Il Congressional Budget Office ha comunicato che le stime degli effetti e dei costi del Build Back better Act richiederanno tempo e non è ancora definita la data della loro pubblicazione. In settimana verrà rilasciata qualche stima parziale di alcuni sotto-insiemi di misure.

– L’UNEP ha pubblicato una prima stima delle implicazioni della COP26 sulle emissioni di gas serra: i nuovi impegni, inclusi quelli condizionati, se totalmente rispettati ridurranno le emissioni nel 2030 a 48 GtCO2e, soltanto 1,5 in meno rispetto alla situazione precedente la COP26.

Il divario rispetto al livello di emissioni necessario per contenere l’incremento di temperatura entro 1,5°C è pari a 23,5 GtCO2e; anche l’obiettivo di limitare l’incremento a 2°C è lontano (gap pari a 9 GtCO2e). La stima centrale di rialzo della temperatura media al 2100 è di 2,5°C nel migliore dei casi.

– In Cina l’inflazione dei prezzi al consumo è salita da 0,7% a/a in settembre a 1,5% a/a in ottobre, superando le attese (Consenso Bloomberg: 1,4%) e registrando un aumento dello 0,7% m/m, il più alto da febbraio.

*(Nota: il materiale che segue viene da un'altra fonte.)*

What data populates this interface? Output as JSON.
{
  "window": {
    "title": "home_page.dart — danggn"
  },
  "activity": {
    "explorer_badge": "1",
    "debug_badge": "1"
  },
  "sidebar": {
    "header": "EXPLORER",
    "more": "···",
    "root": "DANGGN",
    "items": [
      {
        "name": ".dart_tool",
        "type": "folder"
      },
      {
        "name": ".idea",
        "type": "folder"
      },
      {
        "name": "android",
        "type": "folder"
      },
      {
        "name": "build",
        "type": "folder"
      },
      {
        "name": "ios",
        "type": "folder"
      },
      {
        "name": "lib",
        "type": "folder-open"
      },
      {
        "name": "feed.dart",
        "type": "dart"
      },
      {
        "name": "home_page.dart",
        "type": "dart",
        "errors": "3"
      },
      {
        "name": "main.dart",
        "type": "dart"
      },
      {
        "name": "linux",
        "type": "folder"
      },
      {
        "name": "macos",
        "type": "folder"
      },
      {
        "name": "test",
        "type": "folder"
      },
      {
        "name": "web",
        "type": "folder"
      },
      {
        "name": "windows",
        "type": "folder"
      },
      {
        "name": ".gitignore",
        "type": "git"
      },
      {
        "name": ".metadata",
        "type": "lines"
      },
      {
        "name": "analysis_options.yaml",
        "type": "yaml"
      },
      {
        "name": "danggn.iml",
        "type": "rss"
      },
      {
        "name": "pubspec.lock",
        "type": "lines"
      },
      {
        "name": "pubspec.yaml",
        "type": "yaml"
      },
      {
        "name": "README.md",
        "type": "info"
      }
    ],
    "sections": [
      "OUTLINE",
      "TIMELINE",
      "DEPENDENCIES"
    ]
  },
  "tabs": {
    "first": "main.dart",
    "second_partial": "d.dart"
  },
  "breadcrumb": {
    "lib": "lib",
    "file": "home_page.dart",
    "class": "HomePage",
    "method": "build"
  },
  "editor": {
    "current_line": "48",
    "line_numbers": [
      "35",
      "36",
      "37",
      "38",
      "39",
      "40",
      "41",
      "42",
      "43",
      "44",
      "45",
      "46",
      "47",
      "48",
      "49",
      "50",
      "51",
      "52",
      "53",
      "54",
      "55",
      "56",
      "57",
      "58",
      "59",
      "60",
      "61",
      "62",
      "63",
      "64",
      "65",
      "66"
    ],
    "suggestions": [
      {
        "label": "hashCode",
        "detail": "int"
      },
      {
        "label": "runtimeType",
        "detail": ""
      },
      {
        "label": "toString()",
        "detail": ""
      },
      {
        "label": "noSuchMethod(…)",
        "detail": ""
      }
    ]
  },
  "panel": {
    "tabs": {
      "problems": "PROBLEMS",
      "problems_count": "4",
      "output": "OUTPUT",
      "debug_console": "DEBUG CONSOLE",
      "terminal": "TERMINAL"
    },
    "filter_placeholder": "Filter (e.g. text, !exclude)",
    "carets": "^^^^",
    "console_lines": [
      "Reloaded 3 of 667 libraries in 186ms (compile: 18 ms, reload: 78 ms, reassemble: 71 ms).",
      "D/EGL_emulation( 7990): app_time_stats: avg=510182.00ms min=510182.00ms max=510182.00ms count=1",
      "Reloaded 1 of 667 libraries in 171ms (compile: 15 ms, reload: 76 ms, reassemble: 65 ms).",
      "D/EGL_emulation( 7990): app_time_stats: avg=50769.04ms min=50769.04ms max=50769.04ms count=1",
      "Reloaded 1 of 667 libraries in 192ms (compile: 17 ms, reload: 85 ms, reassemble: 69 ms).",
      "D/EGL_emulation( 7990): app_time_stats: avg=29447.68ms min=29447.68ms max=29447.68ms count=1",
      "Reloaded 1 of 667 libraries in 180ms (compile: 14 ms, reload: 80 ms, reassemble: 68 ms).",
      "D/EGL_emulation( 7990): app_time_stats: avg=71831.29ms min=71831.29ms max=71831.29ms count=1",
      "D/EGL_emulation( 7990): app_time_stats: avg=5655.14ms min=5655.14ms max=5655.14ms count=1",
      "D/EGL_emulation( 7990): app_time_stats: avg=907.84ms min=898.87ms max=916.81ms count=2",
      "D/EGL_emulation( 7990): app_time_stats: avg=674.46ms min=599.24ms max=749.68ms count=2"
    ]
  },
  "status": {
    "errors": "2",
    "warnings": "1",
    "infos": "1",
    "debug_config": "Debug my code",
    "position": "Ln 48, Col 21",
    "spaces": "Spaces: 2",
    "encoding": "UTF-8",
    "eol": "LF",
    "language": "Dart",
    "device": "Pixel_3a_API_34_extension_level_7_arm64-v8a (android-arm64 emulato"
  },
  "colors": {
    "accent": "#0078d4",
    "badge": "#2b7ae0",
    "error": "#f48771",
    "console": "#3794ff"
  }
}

L’aumento dei costi delle utenze domestiche (2,0% m/m) e dei carburanti (+4,5% m/m), in seguito alla crisi energetica e alla revisione dei prezzi decisa dal Governo, hanno fornito i maggiori contributi al rialzo. A questi in ottobre si è aggiunto, dopo mesi di ribassi, un aumento dei prezzi degli alimentari (+0,7% m/m) trainato dal comparto della verdura che ha risentito degli effetti negativi delle alluvioni, aumento che dovrebbe però rivelarsi temporaneo.

Nel resto dei comparti le pressioni inflattive restano contenute: l’inflazione core è salita solo marginalmente da 1,2% a/a in settembre a 1,3% a/a in ottobre. L’inflazione dei prezzi alla produzione è invece balzata a 13,5% in ottobre da 10,7% a/a in settembre, trainata al rialzo dall’aumento dei prezzi dei prodotti industriali e dai prezzi delle materie prime, in particolare carburanti, materiali da costruzione e minerali non ferrosi.